Mãe, se chover água de Deus,
será que sai a minha tinta?
Uma
menina pobre, filha de pais pobres, estuda e se forma professora. No Brasil,
isto pode acontecer. Ou porque nasceram com uma estrela na testa ou porque os
fados lhe foram favoráveis, alguns brasileiros, com muito esforço e duras
penas, conseguem se sobrepor à pobreza e cruzar as fronteiras que os separam da
outra classe social . São histórias de
vida possíveis num país que, aparentemente permite a seus cidadãos a mobilidade
social e concede oportunidade para ocupar um espaço que, pelo nascimento e
condição social, pareceria não lhes ser destinado.
A
cor da ternura (FTD, 1991) seria uma história assim. Simples e linear,
cabendo entre a primeira perda ( o nascimento do irmão rouba à protagonista o
leite, o colo, os mimos) e a vitoriosa chegada ao diploma e à conseqüente
entrada na campo de trabalho.
Porém,
mais do que isso é uma narrativa que desabrocha em perfeitos achados
(trouvailles) termo que os franceses
usam para designar as expressões inusitadas que tornam inconfundível o estilo
de um autor e que no livro de Geni Guimarães não se exaurem na beleza da forma.

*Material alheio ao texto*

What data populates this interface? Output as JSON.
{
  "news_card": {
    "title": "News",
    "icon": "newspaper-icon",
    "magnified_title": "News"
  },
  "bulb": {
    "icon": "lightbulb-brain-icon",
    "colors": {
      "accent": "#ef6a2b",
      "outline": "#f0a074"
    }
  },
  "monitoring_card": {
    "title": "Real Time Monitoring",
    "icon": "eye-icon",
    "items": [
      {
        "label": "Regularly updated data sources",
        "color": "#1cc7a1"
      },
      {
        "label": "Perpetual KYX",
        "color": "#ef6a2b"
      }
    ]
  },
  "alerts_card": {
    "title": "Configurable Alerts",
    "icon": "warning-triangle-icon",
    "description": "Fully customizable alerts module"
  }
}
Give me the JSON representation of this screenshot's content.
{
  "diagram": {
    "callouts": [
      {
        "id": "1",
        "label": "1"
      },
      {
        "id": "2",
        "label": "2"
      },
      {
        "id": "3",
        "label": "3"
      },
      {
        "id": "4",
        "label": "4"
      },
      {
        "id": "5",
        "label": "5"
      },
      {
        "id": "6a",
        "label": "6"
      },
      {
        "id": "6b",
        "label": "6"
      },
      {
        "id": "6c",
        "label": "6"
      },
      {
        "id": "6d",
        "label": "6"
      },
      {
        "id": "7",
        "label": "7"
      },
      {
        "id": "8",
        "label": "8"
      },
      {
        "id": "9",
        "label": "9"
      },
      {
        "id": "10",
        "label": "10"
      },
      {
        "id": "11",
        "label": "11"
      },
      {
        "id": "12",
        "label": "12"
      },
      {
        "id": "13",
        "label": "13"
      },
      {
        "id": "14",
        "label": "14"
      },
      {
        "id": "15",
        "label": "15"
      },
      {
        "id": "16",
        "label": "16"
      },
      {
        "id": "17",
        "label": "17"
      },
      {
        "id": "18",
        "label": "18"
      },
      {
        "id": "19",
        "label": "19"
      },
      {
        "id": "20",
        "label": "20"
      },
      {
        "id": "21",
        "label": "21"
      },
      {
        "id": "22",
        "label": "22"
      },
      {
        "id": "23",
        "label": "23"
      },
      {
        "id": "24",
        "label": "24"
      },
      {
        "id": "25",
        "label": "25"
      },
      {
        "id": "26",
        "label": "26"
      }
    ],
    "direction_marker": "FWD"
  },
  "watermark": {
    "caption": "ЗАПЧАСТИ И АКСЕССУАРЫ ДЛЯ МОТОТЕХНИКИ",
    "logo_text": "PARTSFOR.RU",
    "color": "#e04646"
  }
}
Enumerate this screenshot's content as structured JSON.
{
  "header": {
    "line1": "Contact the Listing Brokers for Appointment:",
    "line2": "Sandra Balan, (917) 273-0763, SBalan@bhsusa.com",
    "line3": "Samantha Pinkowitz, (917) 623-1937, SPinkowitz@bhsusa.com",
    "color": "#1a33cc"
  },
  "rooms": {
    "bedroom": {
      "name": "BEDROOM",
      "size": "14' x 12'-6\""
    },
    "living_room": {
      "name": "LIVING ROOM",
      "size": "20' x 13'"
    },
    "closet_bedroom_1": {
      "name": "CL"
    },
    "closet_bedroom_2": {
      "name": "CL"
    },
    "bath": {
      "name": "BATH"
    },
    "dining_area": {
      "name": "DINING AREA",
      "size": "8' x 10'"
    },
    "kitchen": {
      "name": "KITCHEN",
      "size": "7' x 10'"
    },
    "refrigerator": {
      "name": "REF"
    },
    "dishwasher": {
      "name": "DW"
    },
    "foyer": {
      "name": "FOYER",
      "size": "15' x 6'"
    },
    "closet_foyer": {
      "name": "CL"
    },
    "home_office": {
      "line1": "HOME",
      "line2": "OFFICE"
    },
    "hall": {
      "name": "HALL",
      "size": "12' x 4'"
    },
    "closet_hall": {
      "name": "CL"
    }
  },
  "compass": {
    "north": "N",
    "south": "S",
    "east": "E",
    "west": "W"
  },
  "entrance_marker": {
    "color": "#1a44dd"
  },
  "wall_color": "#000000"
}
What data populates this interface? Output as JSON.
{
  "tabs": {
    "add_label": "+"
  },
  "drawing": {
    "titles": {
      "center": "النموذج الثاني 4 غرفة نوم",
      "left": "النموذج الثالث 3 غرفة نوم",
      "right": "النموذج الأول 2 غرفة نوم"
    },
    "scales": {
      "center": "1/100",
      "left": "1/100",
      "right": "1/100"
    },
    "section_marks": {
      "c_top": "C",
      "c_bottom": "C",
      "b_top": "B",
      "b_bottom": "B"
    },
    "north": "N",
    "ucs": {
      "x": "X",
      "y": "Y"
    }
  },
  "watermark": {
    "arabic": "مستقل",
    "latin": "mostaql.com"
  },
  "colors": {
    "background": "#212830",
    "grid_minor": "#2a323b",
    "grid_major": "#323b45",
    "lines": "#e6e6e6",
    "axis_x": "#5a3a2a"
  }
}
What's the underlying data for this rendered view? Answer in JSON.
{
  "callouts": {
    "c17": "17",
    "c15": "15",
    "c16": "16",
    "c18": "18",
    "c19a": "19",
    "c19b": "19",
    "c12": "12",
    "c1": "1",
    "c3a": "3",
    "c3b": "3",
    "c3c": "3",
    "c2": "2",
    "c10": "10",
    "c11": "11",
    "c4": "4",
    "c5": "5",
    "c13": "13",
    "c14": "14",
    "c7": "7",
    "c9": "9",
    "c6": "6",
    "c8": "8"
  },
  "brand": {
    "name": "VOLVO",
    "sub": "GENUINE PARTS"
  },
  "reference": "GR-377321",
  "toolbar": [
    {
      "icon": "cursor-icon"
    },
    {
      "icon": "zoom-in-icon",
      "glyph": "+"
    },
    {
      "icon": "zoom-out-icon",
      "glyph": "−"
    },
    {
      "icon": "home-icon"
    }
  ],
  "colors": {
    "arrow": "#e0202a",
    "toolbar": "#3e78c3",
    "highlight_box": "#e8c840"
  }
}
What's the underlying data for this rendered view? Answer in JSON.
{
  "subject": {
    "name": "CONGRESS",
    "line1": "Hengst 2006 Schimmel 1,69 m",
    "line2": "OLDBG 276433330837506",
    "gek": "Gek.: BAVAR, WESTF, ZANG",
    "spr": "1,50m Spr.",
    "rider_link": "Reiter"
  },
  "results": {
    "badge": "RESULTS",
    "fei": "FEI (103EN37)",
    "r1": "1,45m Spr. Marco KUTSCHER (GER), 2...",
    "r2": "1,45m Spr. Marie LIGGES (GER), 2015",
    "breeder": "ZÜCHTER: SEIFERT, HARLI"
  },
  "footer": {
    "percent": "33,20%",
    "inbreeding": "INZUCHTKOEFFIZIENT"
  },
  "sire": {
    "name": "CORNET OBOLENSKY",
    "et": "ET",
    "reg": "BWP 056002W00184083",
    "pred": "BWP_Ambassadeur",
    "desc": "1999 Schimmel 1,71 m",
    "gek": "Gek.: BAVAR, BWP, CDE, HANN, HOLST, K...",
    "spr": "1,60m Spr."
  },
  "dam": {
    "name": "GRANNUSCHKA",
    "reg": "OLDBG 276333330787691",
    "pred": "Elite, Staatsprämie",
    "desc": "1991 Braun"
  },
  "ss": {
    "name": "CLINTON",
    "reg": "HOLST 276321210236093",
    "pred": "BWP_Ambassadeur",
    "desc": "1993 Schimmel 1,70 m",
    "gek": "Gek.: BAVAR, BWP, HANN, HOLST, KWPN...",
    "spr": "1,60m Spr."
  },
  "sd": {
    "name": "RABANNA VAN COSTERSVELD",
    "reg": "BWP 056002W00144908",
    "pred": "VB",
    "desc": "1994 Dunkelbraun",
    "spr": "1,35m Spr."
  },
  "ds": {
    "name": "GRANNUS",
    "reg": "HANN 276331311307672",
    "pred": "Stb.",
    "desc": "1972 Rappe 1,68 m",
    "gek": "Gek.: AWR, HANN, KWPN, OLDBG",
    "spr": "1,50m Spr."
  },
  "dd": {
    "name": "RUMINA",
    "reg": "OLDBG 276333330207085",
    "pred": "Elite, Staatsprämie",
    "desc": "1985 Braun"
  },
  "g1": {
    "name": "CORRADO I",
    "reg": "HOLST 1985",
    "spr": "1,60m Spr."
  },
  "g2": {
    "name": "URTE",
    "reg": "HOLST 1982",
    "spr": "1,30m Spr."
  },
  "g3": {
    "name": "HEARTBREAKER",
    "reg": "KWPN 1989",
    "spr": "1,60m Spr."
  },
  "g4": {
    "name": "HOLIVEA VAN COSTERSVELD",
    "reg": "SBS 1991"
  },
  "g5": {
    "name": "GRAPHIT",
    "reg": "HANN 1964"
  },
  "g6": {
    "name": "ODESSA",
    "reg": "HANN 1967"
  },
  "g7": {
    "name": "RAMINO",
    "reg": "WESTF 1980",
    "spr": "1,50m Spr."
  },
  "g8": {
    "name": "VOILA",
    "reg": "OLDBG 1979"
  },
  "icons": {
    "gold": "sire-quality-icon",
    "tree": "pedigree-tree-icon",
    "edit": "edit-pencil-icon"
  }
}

Seu grande valor está precisamente em, através desses achados, refazer
significados de uma sociedade classista e reacionária que pretende se mascarar
para lhe ser possível manter a imagem
democrática e liberal que, alguém, um dia, lhe inventou.
Expressão
lírica de ingênuo e profundo e sofrido amor filial, ela se mescla às emoções da
descoberta de um mundo que, fora do regaço materno, está longe de possuir a cor
da ternura e se decompõe em tons nem
sempre luminosos.
Desde
pequena, Geni jamais foi poupada desse contínuo confronto cotidiano que separa
o negro do branco no Brasil: um desejo de perder a própria cor; uma anestesia
diante dos tradicionais epítetos “boneca de piche”, “cabelo de Bom Bril”; um
medo de se expressar em voz alta; uma crença de que a divindade só pode ser
branca; um perceber o antagonismo entre a história que lhe é contada por uma
preta velha e o discurso oficial. E,
assim, percorre o caminho que a conduz à consciência de si mesma e do lugar que
deve ocupar na sociedade: o lugar de vocês é dar duro na lavoura, diz o administrador da fazenda
a seu pai quando sabe que Geni está estudando.
Mas,
menina ainda, ela recusa a trilha
aconselhado ou imposta. Venceu os obstáculos – e ser mulher, e ser pobre, e ser
preta – para chegar onde pretendia. E foi além. A cor da ternura recebeu o Prêmio Jabuti – autor revelação
de 1990. Antes disso, já havia publicado dois livros de poemas ( Da flor e
afetos e Terceiro filho) e um livro de contos ( Leite de peito). Foi além porque
compreendeu quem era e soube mensurar a
força da sua palavra. Acreditando que o
ato de escrever é o veículo de
exteriorização da situação de um povo dentro da sociedade e pode com isso motivar mudanças Geni Guimarães não
escreve por escrever mas para conscientizar
e alertar.
Num
Continente onde, por vontade dos homens, grassa a desarmonia, criar a beleza e
dela fazer um arma é, certamente, um belo destino.